Looking at the liquidationCall
function in the Pool
contract:
function liquidationCall(
address collateralAsset,
address debtAsset,
address user,
uint256 debtToCover,
bool receiveAToken
) external override {
LiquidationLogic.executeLiquidationCall(
_reserves,
_usersConfig,
_reservesList,
_eModeCategories,
DataTypes.ExecuteLiquidationCallParams({
reservesCount: _reservesCount,
debtToCover: debtToCover,
collateralAsset: collateralAsset,
debtAsset: debtAsset,
user: user,
receiveAToken: receiveAToken,
priceOracle: ADDRESSES_PROVIDER.getPriceOracle(),
userEModeCategory: _usersEModeCategory[user],
priceOracleSentinel: ADDRESSES_PROVIDER.getPriceOracleSentinel()
})
);
}
we can see that the price oracle passed into ExecuteLiquidationCallParams
is returned by the getPriceOracle
function in PoolAddressProvider
contract:
function getPriceOracle() external view override returns (address) {
return getAddress(PRICE_ORACLE);
}
This is the default asset price oracle, meaning that if the user is in eMode ("efficiency mode" which is supposed to maximize capital efficiency and allows using a specific price oracle for each eMode category) an oracle other than the default asset oracle that might've been specified will be ignored.
Given that the user can be using any number of a possible 255 eMode categories, each with a possible price oracle, the priceOracle
parameter passed into the ExecuteLiquidationCallParams
should check if the category being used has a different oracle associated with it and only fallback to the default oracle if none has been specified.

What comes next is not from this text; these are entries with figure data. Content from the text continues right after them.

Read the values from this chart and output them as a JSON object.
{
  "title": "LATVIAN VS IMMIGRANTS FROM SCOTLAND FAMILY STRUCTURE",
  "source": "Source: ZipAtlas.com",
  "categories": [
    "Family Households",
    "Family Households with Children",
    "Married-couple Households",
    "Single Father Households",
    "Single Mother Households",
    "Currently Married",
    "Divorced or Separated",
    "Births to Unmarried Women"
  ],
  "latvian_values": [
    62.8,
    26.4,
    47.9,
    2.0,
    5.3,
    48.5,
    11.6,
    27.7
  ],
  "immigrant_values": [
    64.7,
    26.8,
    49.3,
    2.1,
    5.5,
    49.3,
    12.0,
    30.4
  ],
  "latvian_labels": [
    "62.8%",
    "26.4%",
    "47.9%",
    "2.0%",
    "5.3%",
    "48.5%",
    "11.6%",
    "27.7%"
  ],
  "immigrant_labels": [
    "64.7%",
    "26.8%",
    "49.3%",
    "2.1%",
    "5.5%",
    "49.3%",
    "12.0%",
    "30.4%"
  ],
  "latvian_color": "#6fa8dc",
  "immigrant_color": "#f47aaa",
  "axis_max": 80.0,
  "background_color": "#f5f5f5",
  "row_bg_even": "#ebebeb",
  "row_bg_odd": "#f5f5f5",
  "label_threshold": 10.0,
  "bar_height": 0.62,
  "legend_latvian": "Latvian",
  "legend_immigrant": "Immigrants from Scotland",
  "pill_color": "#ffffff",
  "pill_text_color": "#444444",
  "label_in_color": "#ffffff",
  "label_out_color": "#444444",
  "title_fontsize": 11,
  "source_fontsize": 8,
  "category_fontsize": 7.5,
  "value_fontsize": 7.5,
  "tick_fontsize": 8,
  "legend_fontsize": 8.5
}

The property outlined by Certora to catch this vulnerability was "Emode source price usage" which is located in the original pool.spec
file under the rule named priceOracelCounter
, for this article we have rewritten this rule in the priceOracelCounter.spec
file for clarity and to resolve some issues with the Certora Prover due to the specification used in the review being written in an older version of CVL. The slightly modified rule is defined as:
using SymbolicPriceOracle as priceOracle;
ghost mapping(address => mathint) usageOfPriceOracle {
init_state axiom forall address asset. usageOfPriceOracle[asset] == 0;
axiom forall address asset. usageOfPriceOracle[asset] >= 0;
}
hook Sload uint256 p priceOracle.price[KEY address asset] STORAGE {
usageOfPriceOracle[asset] = usageOfPriceOracle[asset] + 1;
}
rule priceOracelCounter(address asset, method f) {
env e;
calldataarg args;
mathint before = usageOfPriceOracle[asset];
f(e, args);
assert usageOfPriceOracle[asset] == before;
}
where we use the usageOfPrice
ghost variable to indicate whether the priceOracle
variable has been accessed via a hook into load operations for this variable in the SymbolicPriceOracle
contract which we are using as a mock price oracle. We can see from the below result of running the Prover that it has been violated in the liquidationCall
function in the Pool
contract:
This proves that the property outlined in the report is violated, meaning that instead of accessing the eMode price oracle associated with the category, the default asset price oracle was used instead. This could potentially cause the liquidation price to be worse than expected and is inconsistent with borrow/repay operations that may use the eMode price oracle.
Conclusion
We've seen how defining a system's properties via property testing with Certora can uncover novel vulnerabilities that might not have been identified otherwise. Defining these properties as code rather than just having them in writing allows them to become an integral part of the development lifecycle and ensures they are never violated. Once these tests are added to a project's test suite, they can be used in a CI/CD pipeline and run against new changes to ensure that the additions don't cause any breaking of the properties and potential vulnerabilities associated with them.